Every time I've ever called out bad behavior I've been called bad. Every single time. When I called out the FDA on inappropriate behavior, when I challenged the Office for Human Research Protections, when I named Cornell and Mount Sinai Medical School as participating in problematic human subjects research on pregnant women; when I, at my local newspaper, revealed that city council made deals that they shouldn't have made that were not in the best interest of the taxpayers—over and over and over again I've been called bad. There was one time in my life that there were some kids that were acting incredibly violently at the bus stop and everybody turned to me and said, "Alice has to fix this because Alice fixes everything," because I'm the New Yorker in the Midwest, so I fix everything. I'm the person who is expected to be obnoxious and call stuff out, because I'm a New Yorker, so that's what I do.

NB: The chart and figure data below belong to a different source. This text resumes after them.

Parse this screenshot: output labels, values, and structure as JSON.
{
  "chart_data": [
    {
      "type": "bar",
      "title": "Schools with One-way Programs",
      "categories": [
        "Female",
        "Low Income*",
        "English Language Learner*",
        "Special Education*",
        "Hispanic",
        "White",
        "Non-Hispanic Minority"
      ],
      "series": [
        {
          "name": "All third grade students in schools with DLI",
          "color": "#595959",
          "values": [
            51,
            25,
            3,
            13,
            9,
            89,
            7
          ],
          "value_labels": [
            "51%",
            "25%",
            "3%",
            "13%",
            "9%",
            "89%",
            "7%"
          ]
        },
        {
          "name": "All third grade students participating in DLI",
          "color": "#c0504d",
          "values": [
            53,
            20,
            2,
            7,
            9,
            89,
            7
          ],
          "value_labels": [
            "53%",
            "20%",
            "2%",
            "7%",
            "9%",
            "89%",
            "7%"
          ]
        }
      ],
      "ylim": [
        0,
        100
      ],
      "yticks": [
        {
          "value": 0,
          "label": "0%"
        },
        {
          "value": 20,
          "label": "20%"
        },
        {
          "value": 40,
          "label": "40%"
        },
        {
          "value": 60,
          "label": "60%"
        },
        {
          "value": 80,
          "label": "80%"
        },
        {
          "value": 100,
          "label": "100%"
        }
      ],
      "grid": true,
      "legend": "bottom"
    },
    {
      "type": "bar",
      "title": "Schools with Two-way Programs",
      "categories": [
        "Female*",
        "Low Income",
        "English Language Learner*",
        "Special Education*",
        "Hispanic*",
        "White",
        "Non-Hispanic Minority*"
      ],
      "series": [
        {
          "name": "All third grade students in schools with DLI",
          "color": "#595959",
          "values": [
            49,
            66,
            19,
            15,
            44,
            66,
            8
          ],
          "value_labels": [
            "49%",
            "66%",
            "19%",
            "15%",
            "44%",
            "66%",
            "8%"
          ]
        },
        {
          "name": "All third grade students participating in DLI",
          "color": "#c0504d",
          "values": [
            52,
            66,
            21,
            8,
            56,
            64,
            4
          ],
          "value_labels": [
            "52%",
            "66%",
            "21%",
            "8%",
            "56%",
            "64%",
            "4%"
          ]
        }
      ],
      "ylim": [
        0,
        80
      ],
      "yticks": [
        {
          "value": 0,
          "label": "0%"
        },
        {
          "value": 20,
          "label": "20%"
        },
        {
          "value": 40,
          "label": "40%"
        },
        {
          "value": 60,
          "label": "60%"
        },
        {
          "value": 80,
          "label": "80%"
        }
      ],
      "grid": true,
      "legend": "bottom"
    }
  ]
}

So I ended up trying to deal with this, trying to call the school system, which didn't help, trying to deal with the family, which didn't help, and ultimately one day just lost it and dragged one of these kids home and presented them to the parents who were not at the bus stop as they were supposed to be. And the father throttled me in front of the kids, which was rough for me because it's one thing to be throttled, it's another thing to scare a bunch of kids. And I had to do a lot of soul-searching about the question of whether or not I should have bothered. Particularly because everybody in the neighborhood kept coming to my front door wanting to tell me how bad they felt about this, but they wanted to me to take care of them because they were feeling bad about this.
And I thought to myself, "Well, like at what point do we say 'it's not my job to fix all the bad stuff in the world'?" But maybe if more of us thought it was, maybe if more of us had that "New Yorker" voice in our heads rather than the "Midwestern" voice in our heads—the New Yorker voice, to me, saying "Do get involved," the Midwestern voice says, "Don't get involved. Don't get involved. Don't get involved."
If more of us had the attitude of, well, maybe it is our job to step up and stand up to injustice then the pain of it would be distributed better and we might get things done faster. The reality of standing up in terms of integrity is people often back away and say, "Well you have the personality" or "You have the resources and you have the privilege so you can do this but I can't do it." And the reality of whistleblowing and doing the exposing of injustice is that you're often alone.